Who owns your data?

Your data is property – whose mining yours?

The data is all mine

I need a snow plough to access my snowbound email box that is overflowing with the blizzard of General Data Protection Regulations (GDPR) emails from companies telling me that they want to mine my personal data.

But as the GDPR snowstorm abates it is questionable in this social media age whether the new regulations address the right questions. It's a pretty fundamental question in "property-owning democracies".

Is your data "property" and who actually owns your data and can mine it for commercial or more sinister purposes?

Does data have the same characteristics as other personal property? Do individuals have the right to possess it, to control it, to enjoy it, and to exclude others from it, as well as the right to dispose of it by selling it, gifting it, abandoning it, or bequeathing it?

So, who is trespassing on your property? Who is mining your data or DNA?

DNA & Data

The United States is founded on a belief in private property – both real and intangible, like software and patents. But even in the US, no one has staked their claims on two important pieces of potential property that seem to be up for grabs by the state or any commercial user who wants it. Individuals data and their DNA.

In 1951 cells were taken from an African-American, Henrietta Lacks, without her knowledge. The cells were used to create a stem cell line, which had enormous clinical significance and commercial benefit in the decades since, but not for her or her family. Such action today may well be construed unethical, but would it be theft?

Historically property has been sequestered by the powerful. Notable examples are the destruction of Common rights, the Enclosure Acts in England and the extinction of land rights of Native Americans and Australians Aboriginals. Today the same thing is happening to data, but few seem to be aware or concerned.

Knickerbocker glory dilemma

Powerful corporations, particularly social media companies, are trying to establish the precedent and the default. They want us to assume that because people have entered personal data on their platform or expressed a preference that data is in the public domain these corporations have property in that person's preferences as conveyed in data.

If you tell your friends on social media that you like eating knickerbocker glories do social media companies have the right to exploit that information?
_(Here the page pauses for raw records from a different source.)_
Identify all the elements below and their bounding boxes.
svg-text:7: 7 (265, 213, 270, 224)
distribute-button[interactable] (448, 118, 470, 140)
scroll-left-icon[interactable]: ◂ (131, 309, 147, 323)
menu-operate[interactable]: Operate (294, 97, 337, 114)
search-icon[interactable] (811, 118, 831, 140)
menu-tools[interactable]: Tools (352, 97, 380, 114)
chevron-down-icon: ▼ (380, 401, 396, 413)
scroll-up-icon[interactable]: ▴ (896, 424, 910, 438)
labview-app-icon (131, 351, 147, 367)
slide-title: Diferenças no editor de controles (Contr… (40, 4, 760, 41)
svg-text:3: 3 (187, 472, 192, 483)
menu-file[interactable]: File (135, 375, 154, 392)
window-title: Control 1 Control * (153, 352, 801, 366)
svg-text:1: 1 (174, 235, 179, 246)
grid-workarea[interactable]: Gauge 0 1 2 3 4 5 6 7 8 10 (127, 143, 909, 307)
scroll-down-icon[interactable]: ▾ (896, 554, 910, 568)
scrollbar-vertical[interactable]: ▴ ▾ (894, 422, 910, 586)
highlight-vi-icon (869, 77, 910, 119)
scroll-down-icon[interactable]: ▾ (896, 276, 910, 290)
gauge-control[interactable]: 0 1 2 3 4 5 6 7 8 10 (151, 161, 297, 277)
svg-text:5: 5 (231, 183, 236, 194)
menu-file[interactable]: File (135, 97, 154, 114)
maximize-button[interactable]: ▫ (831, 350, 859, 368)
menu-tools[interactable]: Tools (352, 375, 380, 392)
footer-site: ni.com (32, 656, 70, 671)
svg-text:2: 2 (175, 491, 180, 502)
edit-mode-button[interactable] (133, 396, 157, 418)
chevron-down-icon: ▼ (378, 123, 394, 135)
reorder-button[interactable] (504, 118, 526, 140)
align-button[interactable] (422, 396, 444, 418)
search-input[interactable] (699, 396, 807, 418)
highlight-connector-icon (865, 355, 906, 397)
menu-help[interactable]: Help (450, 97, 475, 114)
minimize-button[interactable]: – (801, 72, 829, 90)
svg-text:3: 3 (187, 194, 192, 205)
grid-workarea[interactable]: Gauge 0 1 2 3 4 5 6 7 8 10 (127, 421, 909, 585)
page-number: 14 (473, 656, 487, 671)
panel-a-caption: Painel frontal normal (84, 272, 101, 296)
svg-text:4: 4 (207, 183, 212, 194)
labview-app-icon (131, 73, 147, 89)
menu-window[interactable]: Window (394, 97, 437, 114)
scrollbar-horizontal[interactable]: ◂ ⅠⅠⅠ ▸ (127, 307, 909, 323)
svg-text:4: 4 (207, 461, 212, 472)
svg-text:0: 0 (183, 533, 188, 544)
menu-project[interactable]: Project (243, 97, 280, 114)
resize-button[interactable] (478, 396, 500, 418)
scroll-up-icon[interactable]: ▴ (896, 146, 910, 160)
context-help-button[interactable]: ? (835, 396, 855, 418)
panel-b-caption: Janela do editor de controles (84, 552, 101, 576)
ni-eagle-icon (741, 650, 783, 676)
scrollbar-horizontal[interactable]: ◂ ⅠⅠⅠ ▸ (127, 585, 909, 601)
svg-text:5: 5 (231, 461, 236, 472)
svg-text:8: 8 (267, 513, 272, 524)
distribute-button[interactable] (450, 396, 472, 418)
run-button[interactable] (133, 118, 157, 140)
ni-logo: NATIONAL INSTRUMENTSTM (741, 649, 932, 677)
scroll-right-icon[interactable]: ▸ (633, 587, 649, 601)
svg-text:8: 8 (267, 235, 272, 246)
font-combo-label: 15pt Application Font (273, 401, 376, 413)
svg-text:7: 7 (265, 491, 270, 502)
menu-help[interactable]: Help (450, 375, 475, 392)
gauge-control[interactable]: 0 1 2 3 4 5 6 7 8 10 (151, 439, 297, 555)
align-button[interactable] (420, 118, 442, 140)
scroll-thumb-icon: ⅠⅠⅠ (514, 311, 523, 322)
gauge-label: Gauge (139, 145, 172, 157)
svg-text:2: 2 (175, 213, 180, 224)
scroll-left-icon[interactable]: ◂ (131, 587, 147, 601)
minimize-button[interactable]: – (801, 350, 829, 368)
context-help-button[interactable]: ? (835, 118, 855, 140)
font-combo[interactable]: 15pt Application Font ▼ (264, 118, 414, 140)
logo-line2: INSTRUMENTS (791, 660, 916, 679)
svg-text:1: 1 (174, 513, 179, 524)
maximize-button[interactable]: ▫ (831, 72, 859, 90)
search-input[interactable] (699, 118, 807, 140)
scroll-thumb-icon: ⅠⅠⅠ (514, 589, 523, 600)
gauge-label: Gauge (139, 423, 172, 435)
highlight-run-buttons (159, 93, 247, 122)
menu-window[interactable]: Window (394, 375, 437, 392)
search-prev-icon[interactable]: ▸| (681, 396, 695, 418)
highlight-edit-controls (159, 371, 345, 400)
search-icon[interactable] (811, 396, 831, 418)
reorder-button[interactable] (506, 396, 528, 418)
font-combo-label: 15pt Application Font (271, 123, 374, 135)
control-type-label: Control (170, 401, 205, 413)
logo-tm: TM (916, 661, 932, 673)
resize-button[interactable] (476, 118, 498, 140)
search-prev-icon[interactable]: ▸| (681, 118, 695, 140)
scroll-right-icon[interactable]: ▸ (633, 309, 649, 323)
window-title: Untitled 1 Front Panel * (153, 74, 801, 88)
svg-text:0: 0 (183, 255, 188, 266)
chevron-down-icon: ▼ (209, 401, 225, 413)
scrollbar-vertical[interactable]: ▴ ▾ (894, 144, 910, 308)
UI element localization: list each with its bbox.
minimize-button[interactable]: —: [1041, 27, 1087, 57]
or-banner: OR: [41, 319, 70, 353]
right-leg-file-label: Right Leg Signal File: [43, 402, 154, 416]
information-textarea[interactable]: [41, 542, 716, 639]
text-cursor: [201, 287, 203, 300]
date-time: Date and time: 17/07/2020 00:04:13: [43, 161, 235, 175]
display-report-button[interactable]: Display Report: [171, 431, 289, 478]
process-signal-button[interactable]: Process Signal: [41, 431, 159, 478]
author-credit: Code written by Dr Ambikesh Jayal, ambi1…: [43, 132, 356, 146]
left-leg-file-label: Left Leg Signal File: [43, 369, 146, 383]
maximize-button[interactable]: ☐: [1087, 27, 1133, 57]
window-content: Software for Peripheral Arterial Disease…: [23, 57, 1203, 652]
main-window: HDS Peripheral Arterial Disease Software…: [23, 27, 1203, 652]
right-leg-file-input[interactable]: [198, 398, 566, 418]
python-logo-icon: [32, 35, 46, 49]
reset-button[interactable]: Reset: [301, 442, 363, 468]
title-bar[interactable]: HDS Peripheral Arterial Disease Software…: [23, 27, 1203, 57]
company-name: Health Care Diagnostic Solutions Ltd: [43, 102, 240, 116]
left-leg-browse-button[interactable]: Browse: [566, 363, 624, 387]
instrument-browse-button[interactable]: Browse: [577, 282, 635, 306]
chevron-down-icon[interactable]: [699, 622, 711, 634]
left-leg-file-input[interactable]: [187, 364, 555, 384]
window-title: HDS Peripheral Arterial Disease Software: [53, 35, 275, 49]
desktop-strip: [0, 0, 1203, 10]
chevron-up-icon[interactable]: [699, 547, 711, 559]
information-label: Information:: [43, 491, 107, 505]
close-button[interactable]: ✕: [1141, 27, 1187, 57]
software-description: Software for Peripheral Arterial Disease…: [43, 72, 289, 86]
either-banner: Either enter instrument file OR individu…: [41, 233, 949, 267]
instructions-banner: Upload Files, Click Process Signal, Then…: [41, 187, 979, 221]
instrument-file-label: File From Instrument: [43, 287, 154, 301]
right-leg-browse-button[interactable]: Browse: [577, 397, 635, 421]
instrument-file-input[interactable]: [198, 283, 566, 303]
Surely they can do so only if you consent because you have property in that data, your data, to exploit should you so wish.

Congress and EU leaders both recently botched their attempts to get Facebook's Mark Zuckerberg to explain what he was up to in using people's data, so the trespass continues. GDPR creates transparency about the use of your data but does not allow you to stake your claim.

However, recent scandals about abuse of data could be a turning point where individuals reassert their ownership of their data and anyone wishing to use that data must obtain specific consent to use personal property in the same way that they must ask your permission to walk on your land.